I saw the planet Saturn for the first time during a visit to the Peyton observatory at Princeton University.The direct viewing experience was impactful. When the astrophysicist at Peyton explained that Saturn’s rings were not just made of gas but were in fact full of shattered moons, comets, “asteroids made of chunks of rock, ice, and metal left over from the formation of our solar system”, some as big as mountains, I was moved to make the “Ringscape” series. These pen and ink drawings depict Saturn’s rings as an imaginary cosmic landscape and a laboratory full of mysterious and unknown forms, continually emerging and in constant motion. The visits to Peyton also inspired “Saturn, Plan View” a painting of Saturn without the rings. Several images in this series were made against the backdrop of the genocide in Gaza  and as I worked on these images I found myself returning to Stevie Wonder’s  timeless song “Saturn” again and again.

“We have come here many times before

To find your strategy to peace is war

Killing helpless men, women and children

That don't even know what they are dying for

We can't trust you when you take a stand

With a gun and bible in your hand

And the cold expression on your face

Saying give us what we want or we'll destroy”

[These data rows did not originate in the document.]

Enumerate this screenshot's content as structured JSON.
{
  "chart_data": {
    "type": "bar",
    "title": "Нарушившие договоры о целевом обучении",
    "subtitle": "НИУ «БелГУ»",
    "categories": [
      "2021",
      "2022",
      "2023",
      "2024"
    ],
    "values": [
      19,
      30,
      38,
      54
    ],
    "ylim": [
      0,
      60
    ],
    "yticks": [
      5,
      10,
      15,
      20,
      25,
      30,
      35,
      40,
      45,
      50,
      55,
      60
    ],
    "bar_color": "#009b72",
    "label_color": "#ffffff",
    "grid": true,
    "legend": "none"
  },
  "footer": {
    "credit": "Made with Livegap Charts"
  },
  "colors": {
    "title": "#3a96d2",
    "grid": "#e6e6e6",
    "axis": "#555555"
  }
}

The works on view in the Open Studio reflect questions which I grappled with during the residency and in the process of making the images even more questions were raised. This is why the lyrics in “Saturn” ring as true today as they did when they were first released. We need to collectively walk the earth as though we all belong here, and perhaps raising our eyes to look at the stars and planets can help ground us in this singular and essential reality.